La experiencia de Adán y Eva -creados en un estado de santidad y justicia originales, partícipes de la vida divina, en perfecta armonía entre ellos y con toda la creación, donde no existía ni la muerte ni el sufrimiento- muestra ya al principio de la historia humana la infinita misericordia de Dios, que busca hasta el final atraer hacia sí a su criatura, amada por encima de toda la Creación: se compadece de ella a pesar de la traición de su amistad (“el Señor Dios hizo al hombre y a la mujer túnicas de pieles y los vistió”) y les da también las gracias necesarias para su santificación. Los antepasados, después de haber abusado de su libertad, cayendo en el engaño de Satanás de poder llegar a ser “como Dios”, pero “sin Dios y poniéndose ante Dios, no según Dios” (san Máximo el Confesor), experimentaron todo el horror del pecado; y en su estado de peregrinos en la tierra tuvieron el mérito de reconocer su culpa y de vivir para expiarla, esta vez entregándose a la gracia.

Hay un signo de este reconocimiento de Dios en las palabras que Eva pronunció después de dar a luz a Caín: “He adquirido un hombre del Señor” (Gn 4,1). Estas son palabras de alabanza al Todopoderoso. Es decir, los antepasados entienden que han sido hechos partícipes, en “una sola carne”, de la obra más alta de la Creación. Unos pocos versículos más adelante, el autor sagrado refiere una acción de gracias similar por el nacimiento de su tercer hijo, llamado Set: “Porque -dijo- Dios me ha concedido otra descendencia en lugar de Abel, pues Caín lo mató”. Las discordias entre los hombres, siempre libres pero heridos en su naturaleza por el pecado original, los hunden en un abismo sin fin, pero Dios sigue sin abandonarlos, propiciando una nueva descendencia. Set se convierte en el padre de Enos y el capítulo 4 del Génesis se cierra con una noticia significativa: “Entonces comenzaron a invocar el nombre del Señor”. Un Señor que perdona a quien tiene contrición por sus pecados y que lo reconoce como Padre y meta final.
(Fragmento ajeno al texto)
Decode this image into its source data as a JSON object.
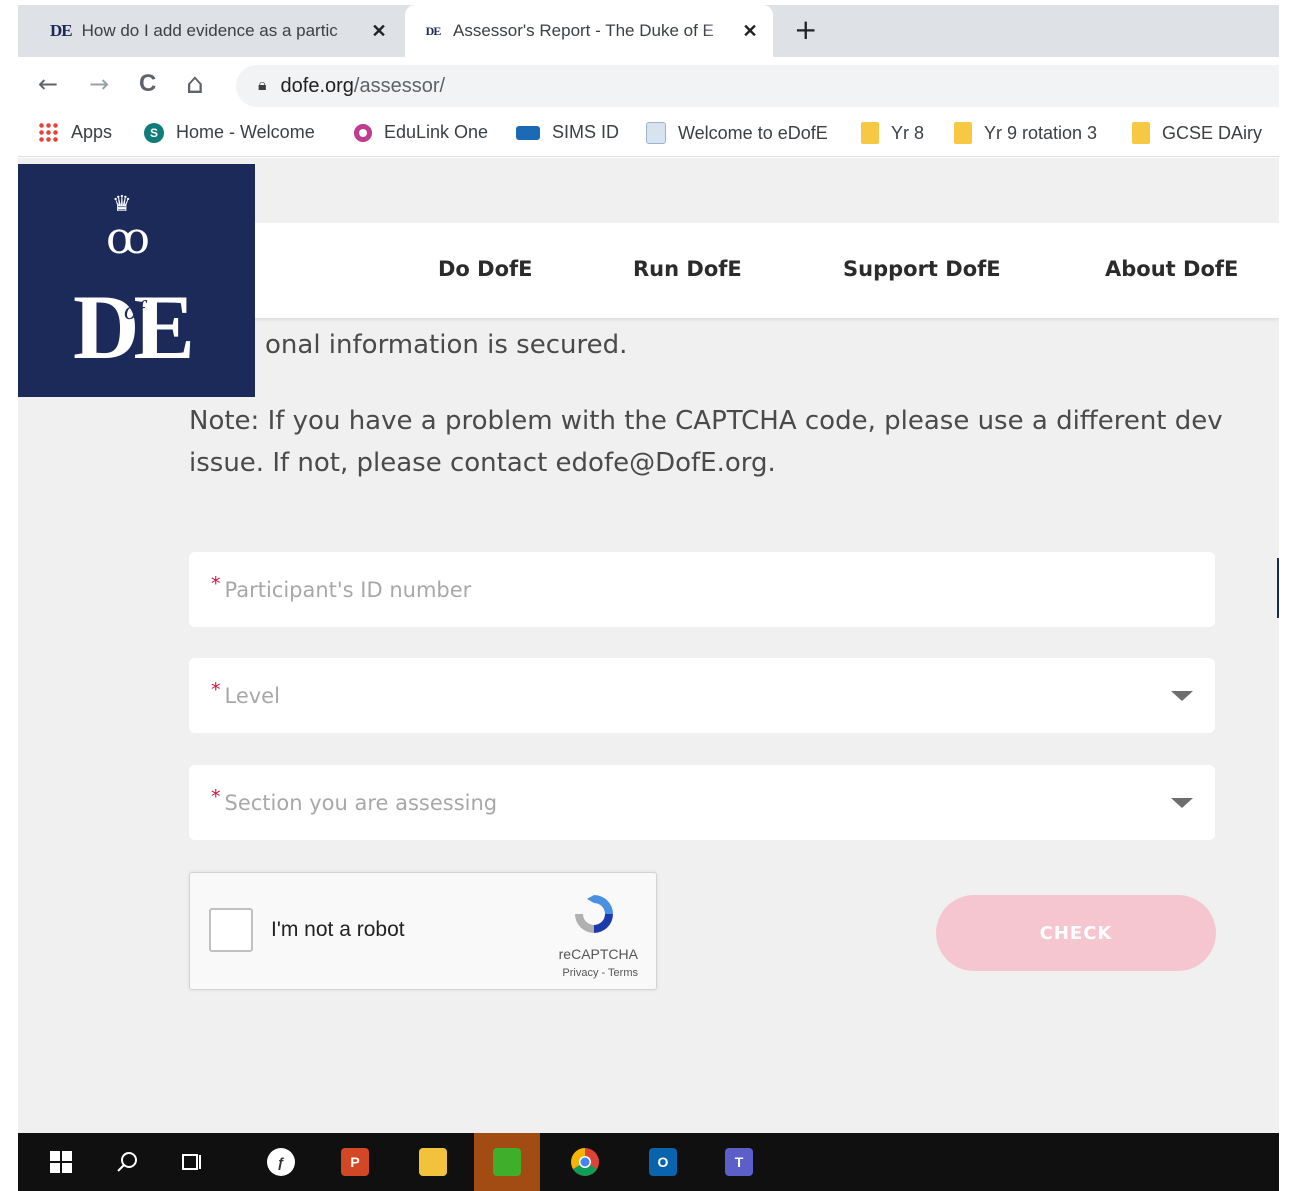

La santidad alcanzada, o más bien recuperada, por Adán y Eva nos recuerda que mientras estemos en estado de prueba (nuestro estado aquí en la tierra, antes del Juicio), Dios no deja de ayudar al hombre dispuesto a acogerlo. También nos recuerda todas las consecuencias concretas del pecado original, que el mundo de hoy prefiere ignorar y ridiculizar mientras cree ciegamente en una pseudoteoría según la cual el hombre, la única criatura dotada de intelecto y llamada a conocer y amar a Dios, tiene un antepasado en común con el simio.

No es éste el lugar para exponer la doctrina sobre el pecado original, basta recordar que la Iglesia enseña claramente que “la historia de la Caída (Gn 3) utiliza un lenguaje de imágenes, pero expone un acontecimiento primordial, un hecho que ocurrió al principio de la historia humana” (CIC 390). A la luz de este hecho, el misterio de Cristo encarnado y muerto en la cruz está lleno de significado, según esa íntima conexión que san Pablo resumió de esta manera: “Donde abundó el pecado, sobreabundó la gracia”. Los antepasados caídos y arrepentidos pudieron creer en esta gracia.